NAACP Challenges Prop 8 in California Supreme Court

I see that the NAACP continues showing signs of relevance. I must admit that I have been very pleased with the activities of the organization since Ben Jealous took over last year.

Earlier this week the NAACP Legal Defense and Educational Fund(LDF) filed a friend of the court brief challenging California's Proposition 8 on the grounds that the basic rights of a minority group cannot be taken away by a simple majority. LDF joined other civil rights groups, the Asian American Pacific Legal Center, the Mexican American Legal Defense and Educational Fund, Equal Justice Society, and the California NAACP in calling for the invalidation of Prop 8.

"It is imperative that the Supreme Court of California recognize that by allowing Prop 8 to take effect, it is setting a dangerous precedent that allows a bare majority to strip minority groups of their fundamental rights. We are joining this challenge to ensure that the rights of all minority groups are being protected," said John Payton, LDF President and Director-Counsel.

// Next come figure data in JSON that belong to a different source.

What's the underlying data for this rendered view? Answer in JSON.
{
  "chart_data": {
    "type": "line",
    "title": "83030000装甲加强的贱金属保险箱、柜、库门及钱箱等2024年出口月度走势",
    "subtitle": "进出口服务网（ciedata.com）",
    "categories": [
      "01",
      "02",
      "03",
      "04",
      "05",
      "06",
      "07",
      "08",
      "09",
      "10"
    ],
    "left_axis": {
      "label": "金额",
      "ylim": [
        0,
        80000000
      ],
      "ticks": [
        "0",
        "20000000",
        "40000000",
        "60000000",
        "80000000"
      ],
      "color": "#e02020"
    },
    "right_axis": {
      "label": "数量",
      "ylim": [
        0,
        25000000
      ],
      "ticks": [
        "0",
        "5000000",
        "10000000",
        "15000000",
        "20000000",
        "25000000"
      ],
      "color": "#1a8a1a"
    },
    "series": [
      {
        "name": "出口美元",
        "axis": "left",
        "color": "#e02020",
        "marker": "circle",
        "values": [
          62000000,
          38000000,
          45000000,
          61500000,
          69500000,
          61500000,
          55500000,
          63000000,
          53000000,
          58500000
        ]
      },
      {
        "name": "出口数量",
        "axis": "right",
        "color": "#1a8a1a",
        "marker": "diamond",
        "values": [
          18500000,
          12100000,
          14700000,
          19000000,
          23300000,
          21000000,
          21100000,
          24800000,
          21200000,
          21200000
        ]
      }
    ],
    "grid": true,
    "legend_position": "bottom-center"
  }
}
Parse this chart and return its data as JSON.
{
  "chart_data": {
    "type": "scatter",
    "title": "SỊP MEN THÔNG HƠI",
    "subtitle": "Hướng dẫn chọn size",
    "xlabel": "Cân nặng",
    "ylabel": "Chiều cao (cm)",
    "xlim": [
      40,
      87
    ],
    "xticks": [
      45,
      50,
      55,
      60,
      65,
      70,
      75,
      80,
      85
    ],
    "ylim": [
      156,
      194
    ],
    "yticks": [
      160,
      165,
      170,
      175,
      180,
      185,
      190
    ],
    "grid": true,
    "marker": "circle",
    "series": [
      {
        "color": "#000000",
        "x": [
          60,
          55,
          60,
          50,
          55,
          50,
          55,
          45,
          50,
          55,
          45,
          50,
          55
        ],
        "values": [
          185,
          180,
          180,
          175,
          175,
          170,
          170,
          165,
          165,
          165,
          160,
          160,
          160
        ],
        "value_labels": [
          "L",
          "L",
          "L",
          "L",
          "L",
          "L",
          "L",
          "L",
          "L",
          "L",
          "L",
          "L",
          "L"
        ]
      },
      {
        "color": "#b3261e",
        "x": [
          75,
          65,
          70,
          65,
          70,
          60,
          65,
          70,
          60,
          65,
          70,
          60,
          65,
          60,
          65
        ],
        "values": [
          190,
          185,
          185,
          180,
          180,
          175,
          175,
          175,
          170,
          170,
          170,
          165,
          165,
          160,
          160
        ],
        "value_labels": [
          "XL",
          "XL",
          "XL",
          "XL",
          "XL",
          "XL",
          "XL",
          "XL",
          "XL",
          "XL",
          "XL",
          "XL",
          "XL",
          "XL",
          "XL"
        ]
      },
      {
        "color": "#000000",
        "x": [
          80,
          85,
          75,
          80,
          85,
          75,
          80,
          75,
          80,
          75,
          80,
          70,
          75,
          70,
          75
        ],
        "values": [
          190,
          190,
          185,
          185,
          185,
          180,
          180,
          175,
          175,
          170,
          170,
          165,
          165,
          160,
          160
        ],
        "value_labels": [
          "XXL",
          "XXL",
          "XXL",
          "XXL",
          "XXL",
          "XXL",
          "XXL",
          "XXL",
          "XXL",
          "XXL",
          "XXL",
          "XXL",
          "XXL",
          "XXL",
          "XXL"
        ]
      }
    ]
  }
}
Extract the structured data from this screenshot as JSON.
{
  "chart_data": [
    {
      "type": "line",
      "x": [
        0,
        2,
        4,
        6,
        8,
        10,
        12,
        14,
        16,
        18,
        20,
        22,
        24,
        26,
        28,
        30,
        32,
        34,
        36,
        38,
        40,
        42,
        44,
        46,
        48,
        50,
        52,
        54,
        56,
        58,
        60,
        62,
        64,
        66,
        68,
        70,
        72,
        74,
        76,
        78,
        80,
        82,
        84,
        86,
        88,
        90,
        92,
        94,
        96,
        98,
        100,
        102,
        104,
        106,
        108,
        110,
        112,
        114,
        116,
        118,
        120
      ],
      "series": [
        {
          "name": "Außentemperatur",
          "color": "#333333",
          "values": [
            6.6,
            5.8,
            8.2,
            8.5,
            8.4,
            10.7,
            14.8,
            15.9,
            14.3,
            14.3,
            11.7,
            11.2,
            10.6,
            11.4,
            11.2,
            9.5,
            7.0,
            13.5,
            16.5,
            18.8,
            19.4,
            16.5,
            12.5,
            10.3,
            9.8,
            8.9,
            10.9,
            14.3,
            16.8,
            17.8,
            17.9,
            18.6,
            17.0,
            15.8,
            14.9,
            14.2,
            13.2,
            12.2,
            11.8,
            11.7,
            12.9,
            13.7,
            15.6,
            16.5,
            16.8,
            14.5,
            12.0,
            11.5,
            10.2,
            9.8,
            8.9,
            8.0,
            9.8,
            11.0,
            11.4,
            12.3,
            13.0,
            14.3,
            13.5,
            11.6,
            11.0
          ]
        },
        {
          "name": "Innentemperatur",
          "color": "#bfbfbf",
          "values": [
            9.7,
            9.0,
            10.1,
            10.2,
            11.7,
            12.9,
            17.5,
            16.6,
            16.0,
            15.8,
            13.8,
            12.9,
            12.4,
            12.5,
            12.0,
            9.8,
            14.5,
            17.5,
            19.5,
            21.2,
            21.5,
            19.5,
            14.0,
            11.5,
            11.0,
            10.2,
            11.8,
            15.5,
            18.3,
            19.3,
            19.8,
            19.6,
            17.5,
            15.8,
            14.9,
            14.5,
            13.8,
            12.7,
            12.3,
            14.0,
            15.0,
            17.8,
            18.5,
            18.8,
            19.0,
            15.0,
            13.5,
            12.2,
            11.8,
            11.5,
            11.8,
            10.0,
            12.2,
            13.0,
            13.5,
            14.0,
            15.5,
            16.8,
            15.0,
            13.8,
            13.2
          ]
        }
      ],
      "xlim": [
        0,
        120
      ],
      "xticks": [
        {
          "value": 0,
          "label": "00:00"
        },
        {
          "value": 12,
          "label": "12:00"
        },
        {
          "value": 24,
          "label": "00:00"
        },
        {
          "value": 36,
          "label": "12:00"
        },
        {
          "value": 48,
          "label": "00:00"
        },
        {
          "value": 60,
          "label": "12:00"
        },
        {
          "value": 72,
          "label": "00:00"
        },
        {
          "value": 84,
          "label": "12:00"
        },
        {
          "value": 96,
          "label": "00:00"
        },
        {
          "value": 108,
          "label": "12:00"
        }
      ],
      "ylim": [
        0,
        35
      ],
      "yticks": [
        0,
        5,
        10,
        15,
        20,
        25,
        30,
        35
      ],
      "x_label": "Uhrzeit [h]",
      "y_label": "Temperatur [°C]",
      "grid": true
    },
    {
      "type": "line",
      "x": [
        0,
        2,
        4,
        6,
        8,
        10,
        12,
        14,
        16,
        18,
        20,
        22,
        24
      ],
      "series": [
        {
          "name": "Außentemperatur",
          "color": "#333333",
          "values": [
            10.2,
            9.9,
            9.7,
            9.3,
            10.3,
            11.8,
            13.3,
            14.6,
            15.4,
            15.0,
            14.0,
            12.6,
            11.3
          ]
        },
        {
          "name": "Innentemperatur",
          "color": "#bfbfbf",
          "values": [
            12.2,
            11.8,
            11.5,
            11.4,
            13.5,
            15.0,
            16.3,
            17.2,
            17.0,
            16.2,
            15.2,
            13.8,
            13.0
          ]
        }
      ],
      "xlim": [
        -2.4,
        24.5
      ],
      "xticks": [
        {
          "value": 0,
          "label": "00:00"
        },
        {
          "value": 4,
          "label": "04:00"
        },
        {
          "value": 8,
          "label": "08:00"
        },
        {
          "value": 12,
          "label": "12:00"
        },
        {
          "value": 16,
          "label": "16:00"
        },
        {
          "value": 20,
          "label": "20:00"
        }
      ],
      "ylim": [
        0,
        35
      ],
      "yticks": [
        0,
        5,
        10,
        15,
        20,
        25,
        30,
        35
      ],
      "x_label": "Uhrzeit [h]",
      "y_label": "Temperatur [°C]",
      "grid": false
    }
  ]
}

The California Supreme Court recognized marriage as a fundamental right. To take away that right a constitutional revision requiring a two-thirds vote by the state legislature - and not just a simple majority vote - would be needed in order to bar same-sex marriage. If Prop 8 is allowed to stand the fundamental rights of all minority groups will be placed in jeopardy.

"Proposition 8 effects more than just the LGBT community. This decision will ultimately affect how the rights of all minority groups are treated in the state of California," said Anurima Bhargava, Director of LDF's Education Practice.

We haven't blogged much about the Prop 8 results in California. Do you have any thoughts or insights on the issue that you care to share?

3 comments:

Shelia said...

This argument is kind of thready. Most "rights" that minorities have acquired have come by way of federal legislation and could not be put to the test by way of a state majority vote.

The "right" of the LGBT community to marry in the state of California came by way of state vote if I'm not mistaken.

But I do find it interesting that the same pool of voters generated enough votes to remove a right that it had given.

Villager said...

Shelia - I found it interesting that NAACP stepped out on this issue. Some were accusing the African American voters in California for the loss. The facts don't support that case ... but, I imagine that NAACP involvement was because of that charge against Black voters.

LGBT community is becoming very vocal in a number of areas.

Your time is back! The Austrailian Open is on ... and the Williams sisters are both on television tonight!

Shelia said...

Jasmyne Cannick and I had a long back and forth on the fact that Black voters were being blamed for the passing of Proposition 8. It's a hilarious assumption that the numbers don't substantiate. She did several television appearances regarding that. But you're probably right on that being why the NAACP stepped in.

And yes, yes, yes, I'm back in business! I was up at 4 a.m. watching tennis and will be all night tonight too.

I don't know if you've seen Venus yet, but she looks fabulously healthy and ready to kick some butt. Serena doesn't seem as ready, but you know her, she will get ready quick!